Van een onzer verslaggevers
Willemstad - De voor 28 april geplande verkiezingen zijn niet zeker en lopen gevaar. De nieuwe meerderheid in de Staten, onder aanvoering van Gerrit Schotte (MFK), stuurt er namelijk op aan de ontbinding van de Staten terug te draaien en dus de daarmee automatisch gepaard gaande nieuwe verkiezingen op 28 april stop te zetten.


StatenvergaderingDat blijkt uit een brief van vijf Statenleden (fractieleiders) gisteren aan de nieuwe Statenvoorzitter Gilmar ‘Pik’ Pisas (MFK). Daarin wordt de parlementsvoorzitter opgeroepen om binnen drie dagen, maar in elk geval niet later dan 23 februari, een Statenvergadering te beleggen. Pisas zei gisteravond bij TV Direct dat hij alles uit de kast zal halen om nieuwe verkiezingen te voorkomen of uit te stellen. Ook liet hij weten dat de aangevraagde Statenvergadering waarschijnlijk donderdag zal plaatsvinden.
Hoewel Schotte op zondagavond 12 februari desgevraagd aangaf verheugd te zijn met de nieuwe verkiezingen als gevolg van de ontbinding van het parlement, wijst alles er nu op dat hij - gesteund door zijn eigen MFK-fractie, KdNT van Amparo Dos Santos, de overgelopen PS van Melvin ‘Mac’ Cijntje, MP van Marilyn Moses en de ‘onafhankelijke’ Statenleden Gassan Dannawi en Eduard Braam - koste wat kost wil dat het besluit door het demissionaire kabinet-Koeiman om het parlement te ontbinden, en het dus gelijktijdig afkondigen van nieuw verkiezingen, zal worden ingetrokken.

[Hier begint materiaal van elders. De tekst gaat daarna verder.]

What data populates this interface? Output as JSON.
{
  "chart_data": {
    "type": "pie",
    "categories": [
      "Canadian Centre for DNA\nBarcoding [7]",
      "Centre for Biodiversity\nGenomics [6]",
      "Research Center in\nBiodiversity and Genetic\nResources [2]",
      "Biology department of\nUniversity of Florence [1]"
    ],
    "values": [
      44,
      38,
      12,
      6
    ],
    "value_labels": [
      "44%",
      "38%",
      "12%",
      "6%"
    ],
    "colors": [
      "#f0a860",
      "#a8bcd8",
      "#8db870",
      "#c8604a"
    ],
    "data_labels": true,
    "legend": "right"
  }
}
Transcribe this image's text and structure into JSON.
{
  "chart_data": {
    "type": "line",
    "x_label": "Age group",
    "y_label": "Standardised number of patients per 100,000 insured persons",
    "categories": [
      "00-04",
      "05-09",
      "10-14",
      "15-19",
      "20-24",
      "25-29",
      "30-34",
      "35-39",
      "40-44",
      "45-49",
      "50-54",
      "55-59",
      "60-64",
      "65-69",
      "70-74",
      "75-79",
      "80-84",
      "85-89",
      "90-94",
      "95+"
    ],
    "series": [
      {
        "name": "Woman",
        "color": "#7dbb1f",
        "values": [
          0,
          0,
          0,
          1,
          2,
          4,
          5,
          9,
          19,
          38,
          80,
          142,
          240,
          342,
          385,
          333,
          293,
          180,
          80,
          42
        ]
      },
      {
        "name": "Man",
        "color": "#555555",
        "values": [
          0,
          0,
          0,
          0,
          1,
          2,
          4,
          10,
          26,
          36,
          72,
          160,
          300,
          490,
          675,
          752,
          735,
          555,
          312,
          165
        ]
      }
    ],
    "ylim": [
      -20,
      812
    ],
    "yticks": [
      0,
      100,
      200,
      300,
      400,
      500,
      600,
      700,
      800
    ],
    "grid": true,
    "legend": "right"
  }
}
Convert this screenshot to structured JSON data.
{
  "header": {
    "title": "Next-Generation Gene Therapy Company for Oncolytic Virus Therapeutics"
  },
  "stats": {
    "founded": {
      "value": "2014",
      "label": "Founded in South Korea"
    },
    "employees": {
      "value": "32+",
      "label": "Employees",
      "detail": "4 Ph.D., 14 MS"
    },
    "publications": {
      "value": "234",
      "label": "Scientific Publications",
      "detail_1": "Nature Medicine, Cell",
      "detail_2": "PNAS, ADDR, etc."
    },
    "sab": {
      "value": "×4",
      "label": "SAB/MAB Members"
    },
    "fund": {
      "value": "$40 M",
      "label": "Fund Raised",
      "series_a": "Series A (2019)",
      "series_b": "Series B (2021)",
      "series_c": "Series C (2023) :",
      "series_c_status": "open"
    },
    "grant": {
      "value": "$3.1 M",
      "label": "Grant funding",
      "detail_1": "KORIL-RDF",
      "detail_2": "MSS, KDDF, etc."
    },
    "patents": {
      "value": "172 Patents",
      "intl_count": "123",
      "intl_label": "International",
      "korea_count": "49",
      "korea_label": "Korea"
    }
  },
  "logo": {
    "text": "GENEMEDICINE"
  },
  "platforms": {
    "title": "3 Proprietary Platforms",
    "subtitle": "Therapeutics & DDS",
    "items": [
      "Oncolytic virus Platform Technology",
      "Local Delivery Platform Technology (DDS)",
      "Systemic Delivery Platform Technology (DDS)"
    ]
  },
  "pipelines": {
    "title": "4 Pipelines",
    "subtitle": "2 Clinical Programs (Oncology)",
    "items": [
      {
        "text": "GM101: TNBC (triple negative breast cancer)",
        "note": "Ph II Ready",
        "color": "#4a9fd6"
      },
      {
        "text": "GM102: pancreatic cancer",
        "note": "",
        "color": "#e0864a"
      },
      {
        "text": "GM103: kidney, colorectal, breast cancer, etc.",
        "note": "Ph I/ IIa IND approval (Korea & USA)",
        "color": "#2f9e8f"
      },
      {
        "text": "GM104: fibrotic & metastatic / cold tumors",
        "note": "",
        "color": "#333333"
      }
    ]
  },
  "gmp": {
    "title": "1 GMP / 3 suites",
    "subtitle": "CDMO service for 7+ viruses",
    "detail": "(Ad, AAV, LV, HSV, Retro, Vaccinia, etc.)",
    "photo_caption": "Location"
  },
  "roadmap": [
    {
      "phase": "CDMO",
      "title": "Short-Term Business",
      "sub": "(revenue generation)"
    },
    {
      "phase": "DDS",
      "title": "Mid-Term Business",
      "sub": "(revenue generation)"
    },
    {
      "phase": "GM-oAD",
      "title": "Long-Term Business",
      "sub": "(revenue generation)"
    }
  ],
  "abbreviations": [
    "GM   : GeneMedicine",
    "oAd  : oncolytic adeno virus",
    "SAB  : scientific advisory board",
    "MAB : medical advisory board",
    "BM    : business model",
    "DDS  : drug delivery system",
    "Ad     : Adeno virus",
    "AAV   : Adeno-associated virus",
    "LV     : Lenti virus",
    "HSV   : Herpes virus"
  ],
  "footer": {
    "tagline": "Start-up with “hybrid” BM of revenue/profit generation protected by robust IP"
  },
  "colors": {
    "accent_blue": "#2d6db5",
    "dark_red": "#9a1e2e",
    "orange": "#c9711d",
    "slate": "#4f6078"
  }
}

De handtekeningen van vijf volksvertegenwoordigers staat onder de oproep aan Pisas, ook voor de jongste ‘overloper’ Dannawi, maar die van Braam ontbreekt. Het belangrijkste argument om de ontbindingen terug te draaien, is volgens de nieuwe meerderheid dat ‘internationale verdragen boven elk landsbesluit van de regering staat’. Op grond hiervan moet worden geconcludeerd dat het Landsbesluit van het kabinet-Koeiman om de Staten te ontbinden (en nieuwe verkiezingen uit te schrijven) ‘geen waarde heeft en moet worden ingetrokken’, aangezien het in strijd zou zijn met internationale verdragen ‘omdat er geen redelijke periode zit tussen de aangekondigde verkiezingen op 28 april aanstaande en de laatste verkiezingen die op 5 oktober 2016 plaatsvonden’.
Het komt - anders gezegd - Schotte en de nieuwe meerderheid in de Staten beter uit om met de huidige zetelverdeling in het parlement alles te houden zoals het is. Immers het Schotte-kamp kan rekenen op een meerderheid van 12 van de 21 zetels, gevormd door 6 fracties (waarvan drie met slechts één zetel). Verkiezingen houden voor alle deelnemende partij het risico in dat ze hun zetel of zetels kwijtraken.
Vorige week nog hield UoC-staatsrechtjurist Arjen van Rijn een pleidooi om ‘niet te tornen aan de verkiezingsdatum van 28 april’. Indien nodig zou er volgens hem zelfs een rol zijn weggelegd voor de rechter. In 2015 hebben drie rechters zich, niet als ‘gewone rechters’ maar op verzoek van de gouverneur van Sint Maarten als de president van het Gemeenschappelijk Hof en twee leden van het Constitutioneel Hof van Sint Maarten, over een vergelijkbare kwestie uitgelaten.
Kort gezegd stelden zij dat het Landsbesluit tot ontbinding van de Staten en het houden van nieuwe verkiezingen ‘op kleine onderdelen kan worden gewijzigd of aangepast’ maar het ‘zou onaanvaardbaar zijn dat de ontbindingen en de verkiezingen zelf als gevolg daarvan niet langer doorgaan’.